BETWEEN October, 2008, and mid-April, 2009, more than 20 planned large-scale upstream oil&gas projects involving about 2million bpd of peak oil capacity and close to 1billion cu ft per day of peak gas capacity were deferred indefinitely or cancelled, according to the IEA.
The total value of these delayed investments, mainly involving oil, is more than $170billion.
Oil-sands projects, which are among the most expensive of all upstream developments on a per-barrel basis, account for the bulk of the postponed oil capacity.
In addition, 35 projects involving 4.2million bpd of peak oil capacity and 2.3billion cu ft of gas capacity (involving more than $70billion of investment) were delayed by at least 18 months.
The largest of these projects is the 900,000bpd Manifa oilfield in Saudi Arabia, which was originally due to be brought onstream by 2011.
The IEA says that Saudi Aramco is now looking to push first oil back by as much as 18 months and switch from a lump-sum to an open-book contract basis in order to reap the benefit of falling costs.
Many other projects have been delayed for a year or more – in many cases, at least in part, due to efforts to negotiate lower costs with contractors (or because the project developer is short of cash to cover development costs).

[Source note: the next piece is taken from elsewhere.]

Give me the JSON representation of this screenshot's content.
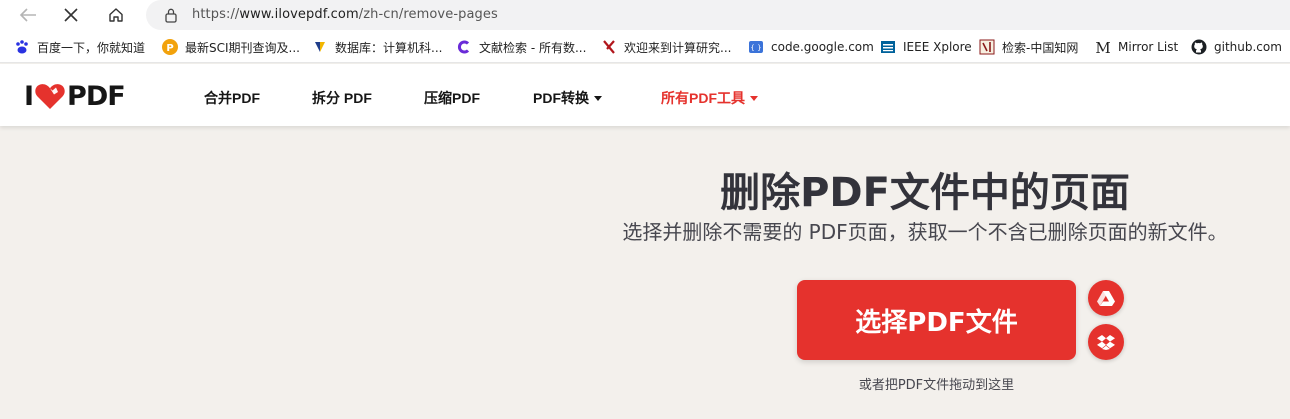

Opec announced in February this year that the collapse of oil prices had led its members to delay completion of 35 out of a total of 150 upstream projects, leading to 5million barrels per day of additional gross capacity being delayed from 2012 until some time after 2013.
It turns out that upstream oil projects have been affected much more than gas projects so far.
As yet, only major gas projects – Manifa in Saudi Arabia (oil&gas), Karachaganak Phase 3 in Kazakhstan, Shah Deniz in Azerbaijan and the smaller Reindeer field in Australia – have been suspended or delayed.
The Middle East and North Africa look less prone to spending cuts, notwithstanding the decision by the Saudi government to delay work on the Manifa and Karan fields.
However, the IEA warns that there are signs that Saudi Aramco may scale back its investment programme for the five-year period to 2014 – but the company has not confirmed press reports that spending may be halved compared with what was budgeted last year.
West Africa is characterised by large-scale projects with long lead times, so spending there is likely to hold up better in the near term.
But investment may fall in the longer term if prices remain low.
Investment in deepwater developments is expected to be less affected than onshore drilling, largely because such projects tend to be much larger in scale and undertaken by the largest international and national companies, which rely to only a limited degree on corporate borrowing.
“These projects are mostly based on hurdle prices of $40-50 per barrel, yielding an internal rate of return of 8-9%,” said the IEA.
“Most companies are unlikely to cancel such projects if prices were to remain below that range for several months on the assumption that they would eventually rebound.”